Bridging The Equity Gap

Often founders spent more time raising funding than they do on building their business. If they succeed, they have lost valuable time during which they could have grown their company. If they fail to raise investment, the whole company fails. We started Leapfunder with a goal to change that, startups no longer need to waste time because they can’t organise sufficient funding because they don’t have the right solution to bridge the equity gap.

Bridging the equity gap

Bridging The Equity Gap

The hardest period to finance is the so-called ‘equity gap’, the period between the initial injection of founder savings (usually about €50k) and later VC rounds (> €1m). The equity gap is the development phase and an early growth phase of a company. In this phase, the risks and the potential return are high. Founders’ own money has often run out, and venture capitalists are not yet interested. Traditionally this phase is bridged by funding from friends and family and later from angel investors. As multiple investors in multiple rounds are often needed to bridge the equity gap, this often leads to a lot of shareholders making the company less attractive for future financing.

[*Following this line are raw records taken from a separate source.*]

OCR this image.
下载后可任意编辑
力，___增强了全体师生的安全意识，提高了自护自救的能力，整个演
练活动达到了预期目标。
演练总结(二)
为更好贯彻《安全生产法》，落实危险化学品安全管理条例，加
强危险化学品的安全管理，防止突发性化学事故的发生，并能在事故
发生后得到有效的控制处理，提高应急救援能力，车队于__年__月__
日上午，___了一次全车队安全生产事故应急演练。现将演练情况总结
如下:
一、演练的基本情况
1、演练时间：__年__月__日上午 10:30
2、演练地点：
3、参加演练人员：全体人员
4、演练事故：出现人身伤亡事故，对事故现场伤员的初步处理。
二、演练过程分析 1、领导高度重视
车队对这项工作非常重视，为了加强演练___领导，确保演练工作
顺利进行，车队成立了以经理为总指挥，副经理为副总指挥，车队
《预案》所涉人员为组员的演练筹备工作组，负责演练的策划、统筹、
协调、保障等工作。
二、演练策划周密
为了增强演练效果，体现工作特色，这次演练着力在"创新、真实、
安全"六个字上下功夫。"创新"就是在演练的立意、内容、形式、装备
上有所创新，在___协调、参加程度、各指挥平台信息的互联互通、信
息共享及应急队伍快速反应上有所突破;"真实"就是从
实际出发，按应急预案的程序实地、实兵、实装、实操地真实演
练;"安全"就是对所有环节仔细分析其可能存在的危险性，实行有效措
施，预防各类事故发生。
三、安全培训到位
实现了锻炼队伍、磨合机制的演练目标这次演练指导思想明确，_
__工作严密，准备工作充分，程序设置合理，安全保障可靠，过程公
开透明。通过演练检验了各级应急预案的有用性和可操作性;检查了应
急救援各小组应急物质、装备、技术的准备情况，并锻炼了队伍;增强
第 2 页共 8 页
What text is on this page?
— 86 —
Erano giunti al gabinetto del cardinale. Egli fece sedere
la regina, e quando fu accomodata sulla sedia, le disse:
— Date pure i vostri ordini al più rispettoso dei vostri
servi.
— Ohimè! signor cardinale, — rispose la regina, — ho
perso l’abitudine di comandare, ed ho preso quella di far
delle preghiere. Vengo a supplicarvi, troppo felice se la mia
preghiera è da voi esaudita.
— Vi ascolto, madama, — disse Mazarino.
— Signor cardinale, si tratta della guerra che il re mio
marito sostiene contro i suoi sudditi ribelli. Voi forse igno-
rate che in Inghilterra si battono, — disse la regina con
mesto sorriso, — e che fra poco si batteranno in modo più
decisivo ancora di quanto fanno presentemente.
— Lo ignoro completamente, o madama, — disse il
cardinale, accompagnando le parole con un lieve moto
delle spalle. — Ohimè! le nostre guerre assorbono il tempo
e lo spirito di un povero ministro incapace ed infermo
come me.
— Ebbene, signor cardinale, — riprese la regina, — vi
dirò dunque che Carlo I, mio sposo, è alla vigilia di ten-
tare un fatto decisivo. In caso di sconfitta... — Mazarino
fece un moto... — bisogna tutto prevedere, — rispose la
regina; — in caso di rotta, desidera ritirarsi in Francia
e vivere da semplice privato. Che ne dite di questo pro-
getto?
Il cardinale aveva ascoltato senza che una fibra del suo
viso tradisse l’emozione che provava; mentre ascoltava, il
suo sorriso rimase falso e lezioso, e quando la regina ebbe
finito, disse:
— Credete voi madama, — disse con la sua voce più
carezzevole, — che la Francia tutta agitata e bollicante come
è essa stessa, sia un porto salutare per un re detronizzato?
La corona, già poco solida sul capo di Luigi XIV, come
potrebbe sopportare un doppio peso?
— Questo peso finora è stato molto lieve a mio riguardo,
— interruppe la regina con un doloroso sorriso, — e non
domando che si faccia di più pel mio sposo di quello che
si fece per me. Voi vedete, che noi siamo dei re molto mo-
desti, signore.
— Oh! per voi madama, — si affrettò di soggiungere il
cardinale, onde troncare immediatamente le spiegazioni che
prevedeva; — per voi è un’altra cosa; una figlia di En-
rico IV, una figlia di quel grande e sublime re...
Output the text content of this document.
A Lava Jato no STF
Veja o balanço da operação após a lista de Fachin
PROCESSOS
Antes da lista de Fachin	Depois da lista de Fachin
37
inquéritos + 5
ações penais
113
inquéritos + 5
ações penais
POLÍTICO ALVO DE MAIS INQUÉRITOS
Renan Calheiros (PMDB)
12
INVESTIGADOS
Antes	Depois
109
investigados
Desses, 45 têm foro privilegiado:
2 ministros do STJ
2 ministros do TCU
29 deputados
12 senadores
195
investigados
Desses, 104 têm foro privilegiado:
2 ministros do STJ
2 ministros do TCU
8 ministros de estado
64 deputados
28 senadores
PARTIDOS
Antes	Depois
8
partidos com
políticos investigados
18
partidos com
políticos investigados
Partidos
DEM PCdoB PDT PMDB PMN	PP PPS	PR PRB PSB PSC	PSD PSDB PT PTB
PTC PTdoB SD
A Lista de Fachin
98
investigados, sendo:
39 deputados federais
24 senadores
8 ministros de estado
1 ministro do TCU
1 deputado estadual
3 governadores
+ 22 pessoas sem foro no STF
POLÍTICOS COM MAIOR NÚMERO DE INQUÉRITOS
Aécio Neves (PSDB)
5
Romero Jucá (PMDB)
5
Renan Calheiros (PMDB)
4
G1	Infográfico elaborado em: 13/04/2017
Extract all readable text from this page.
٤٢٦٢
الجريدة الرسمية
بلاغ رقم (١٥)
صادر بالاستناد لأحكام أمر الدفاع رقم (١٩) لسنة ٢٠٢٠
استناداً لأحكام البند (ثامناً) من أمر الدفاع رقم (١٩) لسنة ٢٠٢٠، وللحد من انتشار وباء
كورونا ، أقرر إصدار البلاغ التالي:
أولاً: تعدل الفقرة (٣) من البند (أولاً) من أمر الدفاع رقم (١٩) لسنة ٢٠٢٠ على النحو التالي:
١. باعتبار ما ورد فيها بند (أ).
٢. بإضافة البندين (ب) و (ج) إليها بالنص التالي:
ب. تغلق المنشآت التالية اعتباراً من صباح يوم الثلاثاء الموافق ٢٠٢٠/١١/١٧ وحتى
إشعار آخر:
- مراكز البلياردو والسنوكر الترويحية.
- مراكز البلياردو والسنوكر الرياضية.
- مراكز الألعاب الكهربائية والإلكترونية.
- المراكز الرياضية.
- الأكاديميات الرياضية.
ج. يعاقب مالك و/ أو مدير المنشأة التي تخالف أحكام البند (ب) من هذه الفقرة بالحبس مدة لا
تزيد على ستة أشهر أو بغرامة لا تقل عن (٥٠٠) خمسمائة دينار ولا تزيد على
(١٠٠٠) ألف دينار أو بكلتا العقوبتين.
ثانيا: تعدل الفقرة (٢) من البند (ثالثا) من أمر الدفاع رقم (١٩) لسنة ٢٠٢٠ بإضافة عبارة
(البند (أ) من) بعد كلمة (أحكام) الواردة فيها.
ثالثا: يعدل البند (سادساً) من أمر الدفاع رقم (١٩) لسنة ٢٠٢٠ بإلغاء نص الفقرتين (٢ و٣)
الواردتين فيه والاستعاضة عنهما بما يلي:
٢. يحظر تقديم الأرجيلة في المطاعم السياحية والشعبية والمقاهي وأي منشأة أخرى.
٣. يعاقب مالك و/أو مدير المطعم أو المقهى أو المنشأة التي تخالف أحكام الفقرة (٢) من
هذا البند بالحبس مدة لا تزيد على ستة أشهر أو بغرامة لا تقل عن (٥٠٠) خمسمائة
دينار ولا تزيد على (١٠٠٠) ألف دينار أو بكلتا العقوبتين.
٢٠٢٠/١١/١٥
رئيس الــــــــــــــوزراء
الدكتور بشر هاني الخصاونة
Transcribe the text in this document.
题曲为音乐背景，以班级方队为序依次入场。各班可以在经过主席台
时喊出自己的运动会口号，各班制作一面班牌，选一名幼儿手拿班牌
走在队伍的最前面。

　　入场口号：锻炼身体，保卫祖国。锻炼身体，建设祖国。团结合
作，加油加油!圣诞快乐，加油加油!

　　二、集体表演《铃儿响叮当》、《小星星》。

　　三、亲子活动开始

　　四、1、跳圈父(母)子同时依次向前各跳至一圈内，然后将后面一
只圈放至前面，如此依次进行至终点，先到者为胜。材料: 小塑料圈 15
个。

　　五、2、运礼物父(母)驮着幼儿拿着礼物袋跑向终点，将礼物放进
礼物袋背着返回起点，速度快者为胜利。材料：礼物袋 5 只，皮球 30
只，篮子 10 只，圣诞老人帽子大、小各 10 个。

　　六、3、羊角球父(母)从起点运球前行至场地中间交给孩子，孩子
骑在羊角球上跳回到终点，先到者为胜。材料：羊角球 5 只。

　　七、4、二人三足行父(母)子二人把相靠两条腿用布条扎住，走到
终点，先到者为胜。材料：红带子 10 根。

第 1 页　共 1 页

There is an alternative. At Leapfunder, we have a way of making it easy for smaller investors to get together around a promising startup. By working together, smaller investors can help to bridge the equity gap.

What does a company providing an equity bridge need to do deliver? It needs to deliver:

  1. Access to active investors
  2. An efficient way to transact a complex multi-investor transaction (no lawyers)
  3. A bundling mechanism for smaller investors so that they speak as one and the thing doesn’t become a barrier for future professional investors.

We have made such a bridge. Concretely our core product is a hassle-free online tool that any startup can use. All the legal, clearing and settlement of investment take place online in less than 3min. If you have more than 3 investors you need such a standardization, otherwise, negotiations become impossible.

Leapfunder Notes help to bring structure to your financing. Everyone invests under the same conditions. Upon conversion, all investors are bundled in a standard investor pooling structure. Leapfunder Notes are easy and robust for both startup and investor, thus giving the entrepreneur time to do what he does best: build his company!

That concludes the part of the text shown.